PDF(Pubmed)
Abstract:
Cholinesterases are well-known and widely studied enzymes crucial to human health and involved in neurology, Alzheimer\'s, and lipid metabolism. The protonation pattern of active sites of cholinesterases influences all the chemical processes within, including reaction, covalent inhibition by nerve agents, and reactivation. Despite its significance, our comprehension of the fine structure of cholinesterases remains limited. In this study, we employed enhanced-sampling quantum-mechanical/molecular-mechanical calculations to show that cholinesterases predominantly operate as dynamic mixtures of two protonation states. The proton transfer between two non-catalytic glutamate residues follows the Grotthuss mechanism facilitated by a mediator water molecule. We show that this uncovered complexity of active sites presents a challenge for classical molecular dynamics simulations and calls for special treatment. The calculated proton transfer barrier of 1.65 kcal/mol initiates a discussion on the potential existence of two coupled low-barrier hydrogen bonds in the inhibited form of butyrylcholinesterase.
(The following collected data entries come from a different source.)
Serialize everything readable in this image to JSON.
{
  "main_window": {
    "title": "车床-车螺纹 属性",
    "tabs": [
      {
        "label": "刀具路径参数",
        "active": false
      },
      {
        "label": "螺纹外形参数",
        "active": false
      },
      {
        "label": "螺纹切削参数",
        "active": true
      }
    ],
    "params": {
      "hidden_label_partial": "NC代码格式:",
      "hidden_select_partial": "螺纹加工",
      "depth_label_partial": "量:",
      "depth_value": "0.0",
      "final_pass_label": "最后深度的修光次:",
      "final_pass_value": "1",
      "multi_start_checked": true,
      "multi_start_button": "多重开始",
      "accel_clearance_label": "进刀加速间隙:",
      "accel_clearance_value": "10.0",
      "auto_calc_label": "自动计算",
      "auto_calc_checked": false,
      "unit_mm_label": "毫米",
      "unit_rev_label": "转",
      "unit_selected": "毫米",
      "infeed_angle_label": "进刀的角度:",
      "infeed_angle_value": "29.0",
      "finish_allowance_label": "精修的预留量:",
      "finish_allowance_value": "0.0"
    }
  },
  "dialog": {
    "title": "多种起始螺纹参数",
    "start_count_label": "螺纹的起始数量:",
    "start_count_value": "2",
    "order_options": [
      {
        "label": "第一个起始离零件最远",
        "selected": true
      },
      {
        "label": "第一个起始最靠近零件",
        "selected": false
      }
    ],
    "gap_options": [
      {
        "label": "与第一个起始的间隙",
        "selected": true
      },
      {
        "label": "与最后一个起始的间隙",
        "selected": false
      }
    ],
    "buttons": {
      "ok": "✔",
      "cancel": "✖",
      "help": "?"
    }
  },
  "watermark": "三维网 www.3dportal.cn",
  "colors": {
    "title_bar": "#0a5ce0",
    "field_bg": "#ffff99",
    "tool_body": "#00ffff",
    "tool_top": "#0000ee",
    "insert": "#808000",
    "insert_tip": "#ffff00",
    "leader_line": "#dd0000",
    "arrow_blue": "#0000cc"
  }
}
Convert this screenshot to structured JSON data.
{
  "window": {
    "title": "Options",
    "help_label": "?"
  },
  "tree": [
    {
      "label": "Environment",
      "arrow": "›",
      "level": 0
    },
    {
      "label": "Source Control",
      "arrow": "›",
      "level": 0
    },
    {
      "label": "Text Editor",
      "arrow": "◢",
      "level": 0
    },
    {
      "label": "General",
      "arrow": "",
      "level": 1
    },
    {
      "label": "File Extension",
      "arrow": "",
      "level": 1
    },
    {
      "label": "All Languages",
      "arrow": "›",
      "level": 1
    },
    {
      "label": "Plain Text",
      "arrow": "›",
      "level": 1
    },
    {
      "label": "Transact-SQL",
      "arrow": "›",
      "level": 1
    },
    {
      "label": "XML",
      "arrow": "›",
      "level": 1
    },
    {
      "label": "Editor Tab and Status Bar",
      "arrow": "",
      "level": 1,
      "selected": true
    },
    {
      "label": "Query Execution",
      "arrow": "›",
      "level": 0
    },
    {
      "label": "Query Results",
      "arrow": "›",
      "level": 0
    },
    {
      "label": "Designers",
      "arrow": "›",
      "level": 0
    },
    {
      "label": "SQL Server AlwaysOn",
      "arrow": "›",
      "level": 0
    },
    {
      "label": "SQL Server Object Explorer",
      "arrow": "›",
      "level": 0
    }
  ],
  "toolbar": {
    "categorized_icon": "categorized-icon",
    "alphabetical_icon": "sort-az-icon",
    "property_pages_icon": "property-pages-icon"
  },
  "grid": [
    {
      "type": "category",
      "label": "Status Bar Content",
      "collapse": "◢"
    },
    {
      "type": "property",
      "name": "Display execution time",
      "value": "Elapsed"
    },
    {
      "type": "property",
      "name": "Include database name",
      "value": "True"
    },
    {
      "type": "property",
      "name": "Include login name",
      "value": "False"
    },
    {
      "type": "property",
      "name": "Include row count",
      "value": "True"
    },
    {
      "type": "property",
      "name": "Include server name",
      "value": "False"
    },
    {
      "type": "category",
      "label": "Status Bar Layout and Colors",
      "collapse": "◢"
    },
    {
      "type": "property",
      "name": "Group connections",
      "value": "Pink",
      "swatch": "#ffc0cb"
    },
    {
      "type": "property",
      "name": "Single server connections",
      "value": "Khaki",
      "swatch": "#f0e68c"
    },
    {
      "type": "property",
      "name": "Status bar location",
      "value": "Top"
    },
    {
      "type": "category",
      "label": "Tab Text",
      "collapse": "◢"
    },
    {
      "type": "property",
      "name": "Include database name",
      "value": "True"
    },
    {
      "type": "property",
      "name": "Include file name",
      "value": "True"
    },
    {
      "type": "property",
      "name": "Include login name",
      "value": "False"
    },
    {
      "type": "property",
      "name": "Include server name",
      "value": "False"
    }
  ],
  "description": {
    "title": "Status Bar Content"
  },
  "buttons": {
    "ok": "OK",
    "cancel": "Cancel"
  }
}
These findings expand our understanding of structural features expressed by highly evolved enzymes and guide future advances in cholinesterase-related protein and drug design studies.
摘要:
胆碱酯酶是众所周知的,广泛研究的酶,对人类健康至关重要,涉及神经病学,老年痴呆症,和脂质代谢。胆碱酯酶活性位点的质子化模式影响体内的所有化学过程,包括反应,神经毒剂的共价抑制,并重新激活。尽管意义重大,我们对胆碱酯酶精细结构的理解仍然有限。在这项研究中,我们采用增强采样的量子力学/分子力学计算表明,胆碱酯酶主要作为两种质子化状态的动态混合物运行.两个非催化性谷氨酸残基之间的质子转移遵循介体水分子促进的Grotthuss机制。我们表明,这种未发现的活性位点复杂性对经典分子动力学模拟提出了挑战,并要求进行特殊处理。1.65kcal/mol的质子转移势垒引发了关于丁酰胆碱酯酶抑制形式中两个耦合的低势垒氢键潜在存在的讨论。这些发现扩展了我们对高度进化的酶表达的结构特征的理解,并指导了胆碱酯酶相关蛋白质和药物设计研究的未来进展。